Yazıların önemli bir bölümünde yazarın, korona ve koronanın kendi özel hayatına etkileri üzerine duygu ve düşünceleri yer alıyor. Onun dışında okumaları ve okuduklarını değerlendirmeleri. Kendisinin de belirttiği gibi okumaları ya edebiyat ya ilahiyat üzerine.
Çok erken yaşlarda başlayan okuma sevdası artarak devam etmiş. Yazılarında bunlardan bir kısmından söz ediyor. Müthiş! İnsan gıpta ediyor. Bu kadar çok okumak, bazılarını defalarca okumak, çok iyi anlamak, analiz etmek ve yazmak, herkesin harcı değil. Bu bakımdan bir önceki kitapta anlattığı Dücane Cündioğlu'na çok benziyor. Üslubu da onun gibi güzel.
Ona benzeyen bir yanı daha var; onun gibi dinden başlamış ve yine onun gibi okudukça kafası karışmış, dinden uzaklaşmasa da o ilk zamanların safiyetini ve onunla beraber huzurunu ve mutluluğunu kaybetmiş. Çünkü, kendisinin de ifade ettiği gibi hakikatin peşinde koşan, sürekli soru soran ve sorularına cevap bulmak adına çok farklı okumalar yapmaktan çekinmeyen birinin kafasının karışmaması mümkün değil. Karışık kafaların huzurlu ve mutlu olması da.
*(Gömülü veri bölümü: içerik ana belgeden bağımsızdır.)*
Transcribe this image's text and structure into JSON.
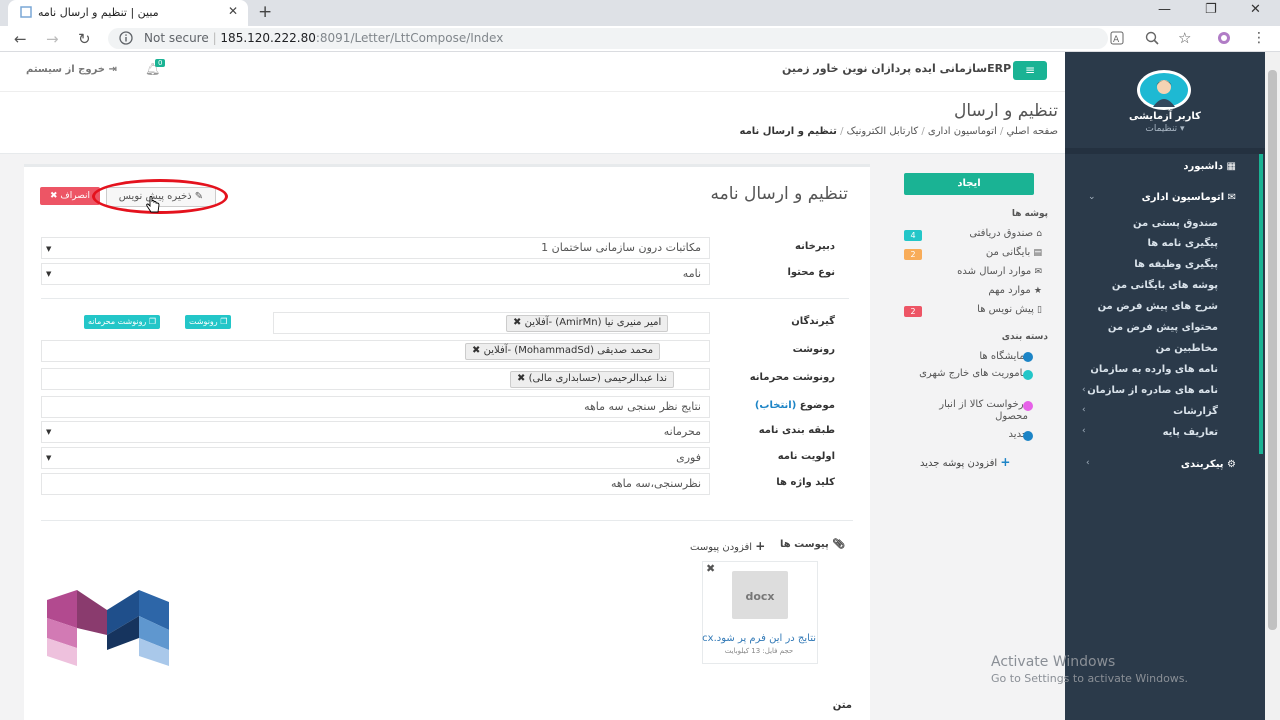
{
  "browser": {
    "tab_title": "مبین | تنظیم و ارسال نامه",
    "security": "Not secure",
    "url_host": "185.120.222.80",
    "url_path": ":8091/Letter/LttCompose/Index"
  },
  "header": {
    "brand": "ERPسازمانی ایده پردازان نوین خاور زمین",
    "logout": "خروج از سیستم",
    "notif_count": "0"
  },
  "user": {
    "name": "کاربر آزمایشی",
    "settings": "تنظیمات"
  },
  "sidebar": {
    "dashboard": "داشبورد",
    "office": "اتوماسیون اداری",
    "items": [
      "صندوق پستی من",
      "پیگیری نامه ها",
      "پیگیری وظیفه ها",
      "پوشه های بایگانی من",
      "شرح های پیش فرض من",
      "محتوای پیش فرض من",
      "مخاطبین من",
      "نامه های وارده به سازمان",
      "نامه های صادره از سازمان",
      "گزارشات",
      "تعاریف پایه"
    ],
    "config": "پیکربندی"
  },
  "page": {
    "title": "تنظیم و ارسال",
    "breadcrumb": [
      "صفحه اصلي",
      "اتوماسیون اداری",
      "کارتابل الکترونیک",
      "تنظیم و ارسال نامه"
    ]
  },
  "folders": {
    "create": "ایجاد",
    "heading": "پوشه ها",
    "items": [
      {
        "label": "صندوق دریافتی",
        "badge": "4",
        "color": "#23c6c8"
      },
      {
        "label": "بایگانی من",
        "badge": "2",
        "color": "#f8ac59"
      },
      {
        "label": "موارد ارسال شده",
        "badge": ""
      },
      {
        "label": "موارد مهم",
        "badge": ""
      },
      {
        "label": "پیش نویس ها",
        "badge": "2",
        "color": "#ed5565"
      }
    ],
    "categories_heading": "دسته بندی",
    "categories": [
      {
        "label": "نمایشگاه ها",
        "color": "#1c84c6"
      },
      {
        "label": "ماموریت های خارج شهری",
        "color": "#23c6c8"
      },
      {
        "label": "درخواست کالا از انبار محصول",
        "color": "#e661e8"
      },
      {
        "label": "جدید",
        "color": "#1c84c6"
      }
    ],
    "add_folder": "افزودن پوشه جدید"
  },
  "form": {
    "title": "تنظیم و ارسال نامه",
    "save_draft": "ذخیره پیش نویس",
    "cancel": "انصراف",
    "secretariat_label": "دبیرخانه",
    "secretariat_value": "مکاتبات درون سازمانی ساختمان 1",
    "content_type_label": "نوع محتوا",
    "content_type_value": "نامه",
    "recipients_label": "گیرندگان",
    "recipient_tag": "امیر منیری نیا (AmirMn) -آفلاین",
    "cc_label": "رونوشت",
    "cc_tag": "محمد صدیقی (MohammadSd) -آفلاین",
    "bcc_label": "رونوشت محرمانه",
    "bcc_tag": "ندا عبدالرحیمی (حسابداری مالی)",
    "cc_btn": "رونوشت",
    "bcc_btn": "رونوشت محرمانه",
    "subject_label": "موضوع",
    "subject_pick": "(انتخاب)",
    "subject_value": "نتایج نظر سنجی سه ماهه",
    "classification_label": "طبقه بندی نامه",
    "classification_value": "محرمانه",
    "priority_label": "اولویت نامه",
    "priority_value": "فوری",
    "keywords_label": "کلید واژه ها",
    "keywords_value": "نظرسنجی،سه ماهه",
    "attachments_label": "پیوست ها",
    "add_attachment": "افزودن پیوست",
    "file_ext": "docx",
    "file_name": "نتایج در این فرم پر شود.docx",
    "file_size": "حجم فایل: 13 کیلوبایت",
    "body_label": "متن"
  },
  "watermark": {
    "line1": "Activate Windows",
    "line2": "Go to Settings to activate Windows."
  },
  "colors": {
    "accent": "#1ab394",
    "sidebar": "#2b3a4a",
    "danger": "#ed5565"
  }
}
Edebiyat bir tarafa ilahiyata dair, bir kısmı eskiden beri tartışılan, bir kısmı yeni yeni gündeme gelen sorular ve bu sorular etrafında oluşan İslamî anlayışlar… Şahin Doğan okuyor, düşünüyor, soruyor ve yazıyor. Yani sorularını kendisine saklamıyor, herkese duyurmak üzere seslendiriyor, yazıyor, yayınlıyor.
Kitabın bir yerinde şöyle diyor: 'Amacım hissiyatımı, düşüncelerimi, tezatlarımı paylaşmak, yani içimi dökmek, müşterisi olsun veya olmasın (…) Dürüstçe, samimice hiçbir yere angaje olmadan sadece hakikati aramak, hakikatin izini sürmek dünyanın en saadetli ama aynı zamanda en meşakkatli eylemi. Müteredditler arar, eminler aramaz. Hayatımda maddi ve manevi çok şey yitirdim ama yitirmediğim, içimde giderek daima canlı kalan bu tereddüt ve hakikati arama arzusu oldu.' (sf.161)
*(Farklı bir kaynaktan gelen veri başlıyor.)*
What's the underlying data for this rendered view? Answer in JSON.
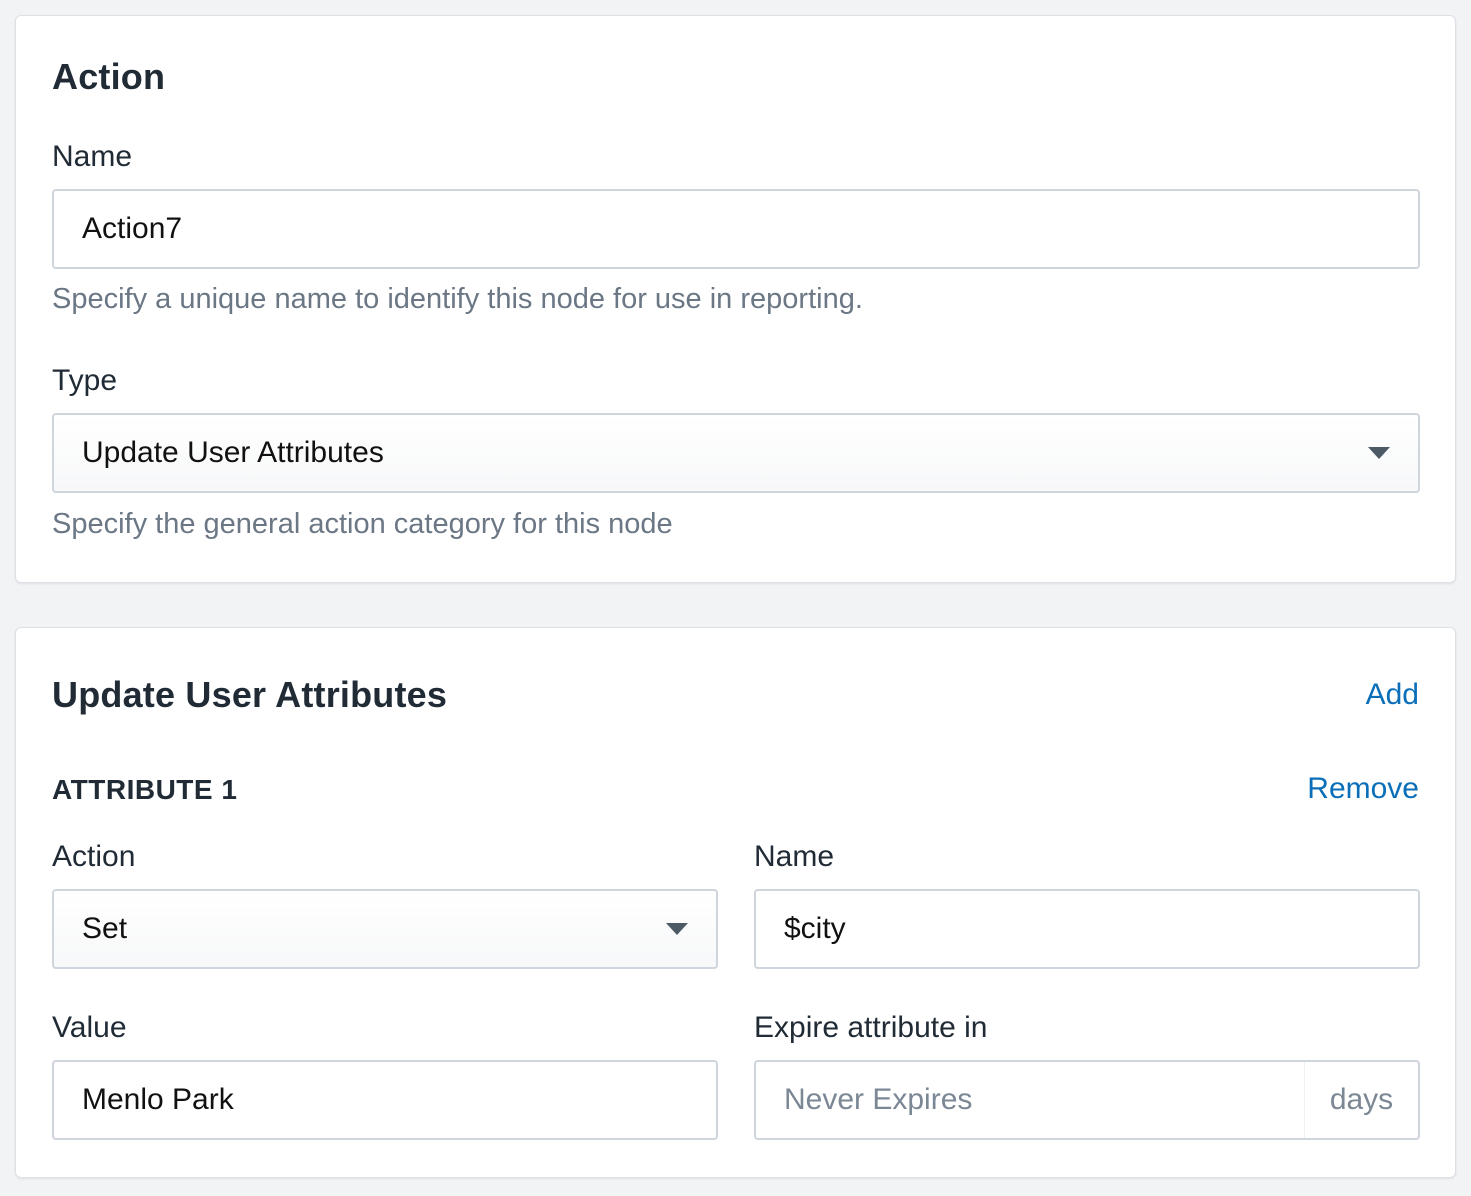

35. Günlükte, (Korona yasakları için) 'Ah keşke bitse! Herkesten çok ben istiyorum. Bir nebze olsun kurtulurum düşünmekten. Aksi halde yazılar çok daha tehlikeli mecralara akacak gibi.' (sf.117) 40. Günlükte ise 'Biliyorum, bunları dediğim için bazı kardeşler çok şaşıracak ve hatta bazıları tekfir kılıcını bileyecek' diyor. (sf. 134)
Bütün bunlar da kendisini, eleştirdiği Dücane Cündioğlu'na biraz daha benzetiyor. Cündioğlu'nu 'Arafta Kalmış Bir Entelektüel' olarak tavsif etmişti. Kitabın bir yerinde 'Cündioğlu bir yerlere gidiyor ama bakalım nerde duracak? diye soruyor. (sf. 128) Birileri de kendisi için benzer nitelendirmelerde bulunuyor. Şimdilik belki. Ama o Cündioğlu gibi 'kararımı verdim' demiyor, arayışa devam ediyor.
Ben bu arayışının onu arzuladığı hakikate ulaştırmasını diliyorum. Kendisinden kısa zamanda yeni eserler bekliyorum. Yakında ününün Urfa sınırlarını aşıp Türkiye'ye ulaşacağını düşünüyor, temenni ediyorum.
Bu kitap, yarın onun biyografisini yazacak olanlar için iyi bir kaynak oluşturacaktır.